Along with them, DBS Bank has invested in the current round, but opted to invest as a debt fund. The investment from DBS Bank accounted for around 5-7% of the total deal value.
The proceeds of this new funding round will now be used by the company to expand its backend infrastructure such as cold chain processing centres, automating its manufacturing units and support growth in key markets such as US, Russia and now India.
The company is also looking to beef up its production capacity to atlas three time more. It is also planning to open new stores in cities like Bengaluru, Mumbai and Delhi.
Commenting on this new funding round, founder and CEO of the company Kausshal Dugarr said:
Apart from our own stores, we are also looking to feature ourselves in premium modern trade outlets and going really aggressive on it. This is the inflection point for us to transition from an online only to a pure omni-channel company.
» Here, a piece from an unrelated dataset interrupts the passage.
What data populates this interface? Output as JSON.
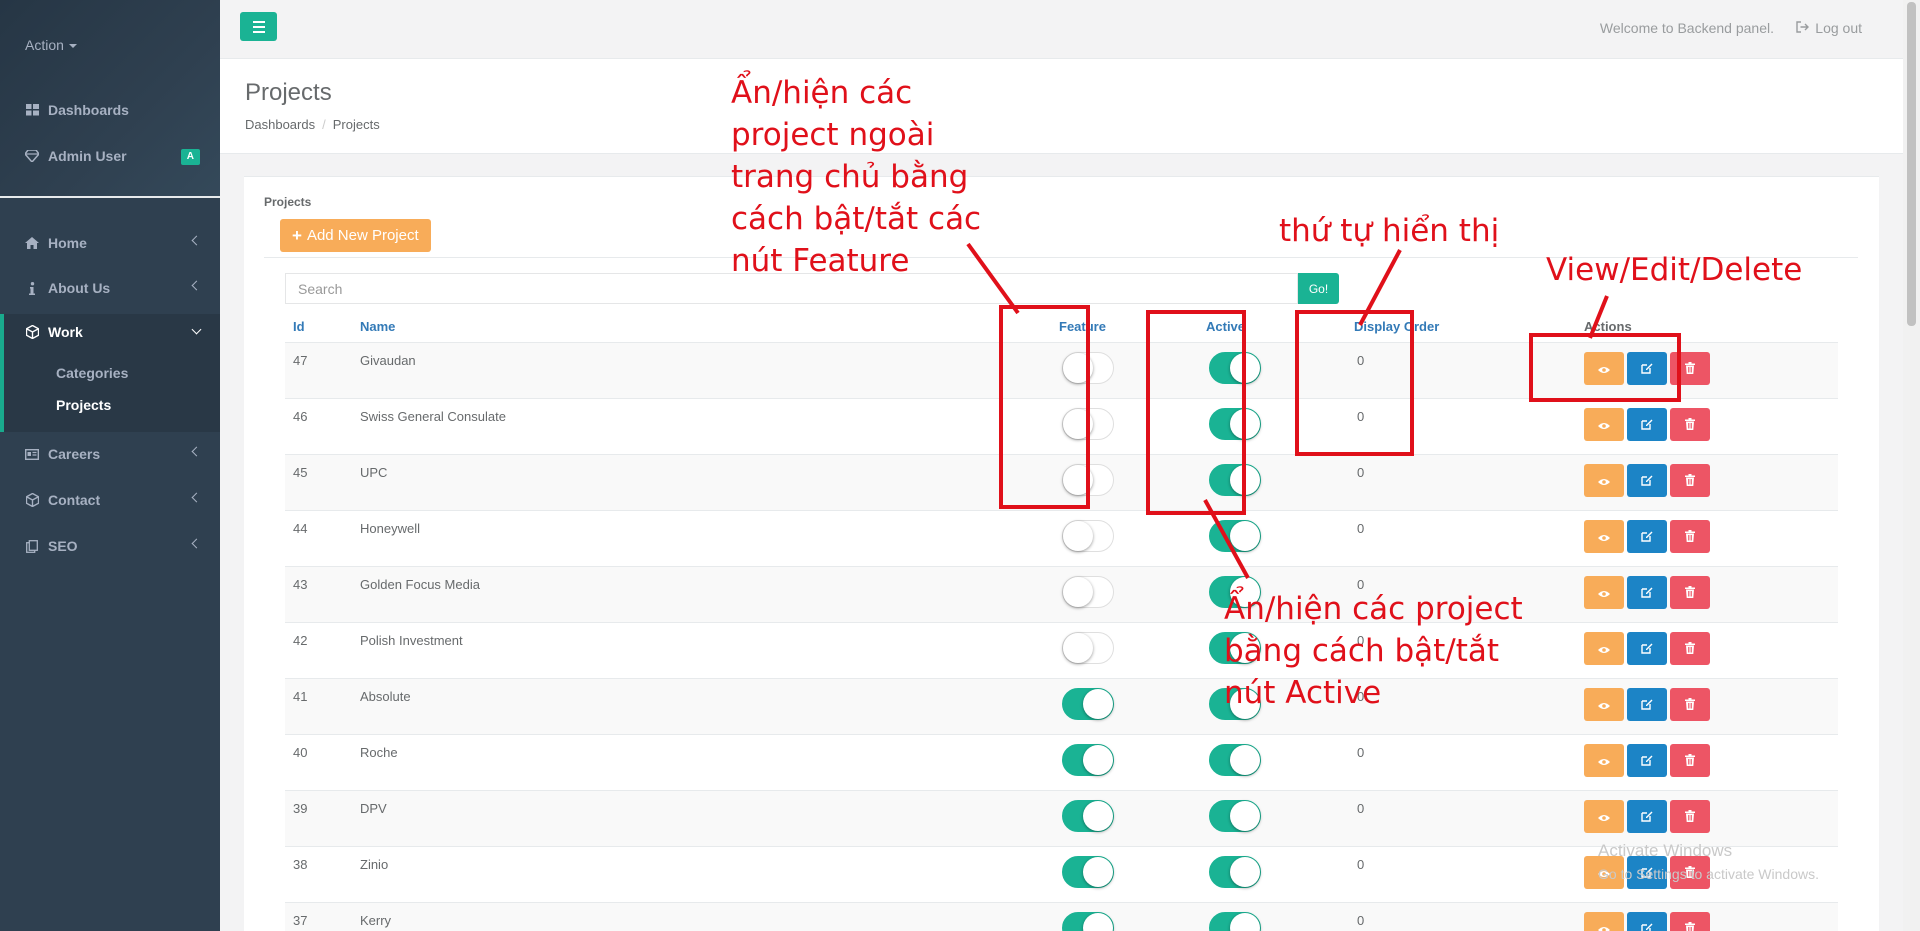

Teabox, which sells its teas online through its website and Amazon globally, is expecting to close the year 2017 with around 3.5 times increase in revenue growth and expects the offline stores to contribute double-digit growth over the next few years.
The company was founded by Kausshal Dugarr in 2012. Teabox says that they are on a mission to ensure every cup of tea consumed in the world is fresh. The company further says that they source direct from over 150 estates across India and Nepal.